Pembangunan kerangka regulasi dan kepatuhan
Visi "adopsi besar-besaran" dari rantai konsumsi harus menghadapi tantangan regulasi. Misalnya, pintu masuk fiat mungkin melibatkan masalah KYC/AML, dan atribut keuangan dari poin yang ter-tokenisasi juga mungkin termasuk dalam kategori regulasi sekuritas. Pihak proyek perlu bekerja sama dengan lembaga kepatuhan untuk menjelajahi integrasi identitas on-chain dan saluran pembayaran yang sesuai, alih-alih hanya mengandalkan "regulasi arbitrase".
Enam, Kesimpulan
Kasus DuckChain mencerminkan konflik khas dalam jalur rantai konsumsi: di satu sisi terdapat potensi inovasi dalam integrasi teknologi dan pertumbuhan pengguna, di sisi lain terdapat gelembung ekonomi token dan risiko mencari keuntungan jangka pendek. Keberhasilan masa depannya akan tergantung pada apakah pengembangan skenario aplikasi dapat berkembang dari aplikasi sederhana menjadi kebutuhan frekuensi tinggi seperti sosial dan keuangan, apakah yang disebut integrasi likuiditas benar-benar meningkatkan efisiensi modal, dan bukan hanya terjebak pada data laporan yang dangkal, serta apakah tata kelola komunitas dapat beralih dari dorongan keuntungan jangka pendek menjadi pengembang ekosistem yang aktif, berpartisipasi dalam distribusi nilai jangka panjang.

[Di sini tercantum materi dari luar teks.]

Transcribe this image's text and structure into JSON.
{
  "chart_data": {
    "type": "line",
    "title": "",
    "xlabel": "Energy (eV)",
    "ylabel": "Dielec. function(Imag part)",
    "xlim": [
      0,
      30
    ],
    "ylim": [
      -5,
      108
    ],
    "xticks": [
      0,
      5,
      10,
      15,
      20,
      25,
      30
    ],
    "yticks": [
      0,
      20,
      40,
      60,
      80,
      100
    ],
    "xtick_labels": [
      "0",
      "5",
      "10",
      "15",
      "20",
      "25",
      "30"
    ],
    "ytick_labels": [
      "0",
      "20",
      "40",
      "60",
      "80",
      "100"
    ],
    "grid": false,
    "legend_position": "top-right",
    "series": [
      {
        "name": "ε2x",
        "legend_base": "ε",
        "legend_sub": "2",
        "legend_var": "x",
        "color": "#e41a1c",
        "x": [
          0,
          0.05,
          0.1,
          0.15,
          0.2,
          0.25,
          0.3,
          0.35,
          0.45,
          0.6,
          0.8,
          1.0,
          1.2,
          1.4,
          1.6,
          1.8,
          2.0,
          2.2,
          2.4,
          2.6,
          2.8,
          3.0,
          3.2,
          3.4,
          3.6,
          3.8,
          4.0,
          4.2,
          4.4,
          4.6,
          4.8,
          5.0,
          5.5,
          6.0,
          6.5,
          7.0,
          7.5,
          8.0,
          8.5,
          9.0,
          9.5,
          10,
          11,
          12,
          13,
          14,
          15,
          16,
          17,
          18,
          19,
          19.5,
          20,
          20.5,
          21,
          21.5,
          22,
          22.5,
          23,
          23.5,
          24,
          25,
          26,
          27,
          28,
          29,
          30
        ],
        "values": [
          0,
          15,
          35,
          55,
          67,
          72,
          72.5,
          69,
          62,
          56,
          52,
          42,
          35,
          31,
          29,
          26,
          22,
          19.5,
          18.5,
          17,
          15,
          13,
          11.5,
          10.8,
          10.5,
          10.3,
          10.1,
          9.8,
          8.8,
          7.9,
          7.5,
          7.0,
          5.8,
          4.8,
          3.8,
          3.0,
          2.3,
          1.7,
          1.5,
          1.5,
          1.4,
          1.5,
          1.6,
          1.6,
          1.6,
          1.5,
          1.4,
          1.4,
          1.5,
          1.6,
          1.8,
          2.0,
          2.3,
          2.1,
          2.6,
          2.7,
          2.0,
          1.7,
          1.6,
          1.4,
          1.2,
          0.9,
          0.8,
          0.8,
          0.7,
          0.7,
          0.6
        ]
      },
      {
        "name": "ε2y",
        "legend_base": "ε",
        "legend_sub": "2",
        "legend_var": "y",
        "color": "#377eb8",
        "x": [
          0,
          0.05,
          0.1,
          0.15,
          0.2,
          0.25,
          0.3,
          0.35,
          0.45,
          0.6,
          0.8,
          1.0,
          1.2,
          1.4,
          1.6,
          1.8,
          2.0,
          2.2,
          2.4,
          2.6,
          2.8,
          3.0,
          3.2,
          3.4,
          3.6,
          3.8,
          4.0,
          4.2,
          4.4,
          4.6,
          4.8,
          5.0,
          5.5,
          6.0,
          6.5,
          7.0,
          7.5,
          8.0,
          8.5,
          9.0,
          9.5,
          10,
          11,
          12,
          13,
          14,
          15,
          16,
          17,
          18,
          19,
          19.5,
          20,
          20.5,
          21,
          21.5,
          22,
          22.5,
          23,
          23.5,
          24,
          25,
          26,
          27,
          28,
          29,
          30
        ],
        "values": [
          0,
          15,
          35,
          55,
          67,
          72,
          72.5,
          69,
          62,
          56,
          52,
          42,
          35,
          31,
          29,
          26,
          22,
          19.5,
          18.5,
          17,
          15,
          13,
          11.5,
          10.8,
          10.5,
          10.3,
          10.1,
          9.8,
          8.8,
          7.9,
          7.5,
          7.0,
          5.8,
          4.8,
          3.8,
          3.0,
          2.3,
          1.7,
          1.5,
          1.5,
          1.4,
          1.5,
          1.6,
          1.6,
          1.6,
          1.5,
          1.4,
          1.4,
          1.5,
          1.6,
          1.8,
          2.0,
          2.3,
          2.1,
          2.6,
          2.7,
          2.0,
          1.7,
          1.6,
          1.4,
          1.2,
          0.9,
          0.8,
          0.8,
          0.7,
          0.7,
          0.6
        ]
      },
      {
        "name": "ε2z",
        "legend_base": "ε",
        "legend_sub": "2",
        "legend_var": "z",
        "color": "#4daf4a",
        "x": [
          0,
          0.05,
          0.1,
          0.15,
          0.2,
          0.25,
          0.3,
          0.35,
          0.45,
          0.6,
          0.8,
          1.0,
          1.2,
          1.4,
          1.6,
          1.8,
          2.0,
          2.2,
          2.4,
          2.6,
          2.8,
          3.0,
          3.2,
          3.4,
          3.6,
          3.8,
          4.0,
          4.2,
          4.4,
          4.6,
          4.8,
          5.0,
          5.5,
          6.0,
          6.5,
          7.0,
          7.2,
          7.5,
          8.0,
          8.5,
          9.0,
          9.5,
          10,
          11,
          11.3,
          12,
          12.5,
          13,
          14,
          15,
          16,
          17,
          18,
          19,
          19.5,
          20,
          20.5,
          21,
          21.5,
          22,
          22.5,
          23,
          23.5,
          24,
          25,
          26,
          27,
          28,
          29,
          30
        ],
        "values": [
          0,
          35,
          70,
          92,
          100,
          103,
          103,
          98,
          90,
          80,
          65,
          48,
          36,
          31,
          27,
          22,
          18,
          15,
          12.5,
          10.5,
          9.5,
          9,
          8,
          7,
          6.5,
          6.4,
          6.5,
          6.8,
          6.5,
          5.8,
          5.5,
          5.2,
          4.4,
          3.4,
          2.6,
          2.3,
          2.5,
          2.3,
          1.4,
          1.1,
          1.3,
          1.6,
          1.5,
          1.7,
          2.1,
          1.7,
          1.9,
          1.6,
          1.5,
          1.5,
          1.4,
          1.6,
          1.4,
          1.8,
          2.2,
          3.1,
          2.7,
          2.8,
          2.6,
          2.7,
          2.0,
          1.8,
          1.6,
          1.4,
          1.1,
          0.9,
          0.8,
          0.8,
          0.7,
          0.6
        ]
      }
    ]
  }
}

Jika proyek rantai konsumsi hanya mengatasnamakan "mengurangi hambatan" untuk melakukan "penangkapan lalu lintas", maka tidak dapat dihindari bahwa proyek tersebut akan menjadi alat untuk mengganti kulit dan dianggap bodoh; hanya dengan mengikat inovasi teknologi dengan nilai pengguna secara mendalam, baru dapat menempati posisi dalam perubahan industri.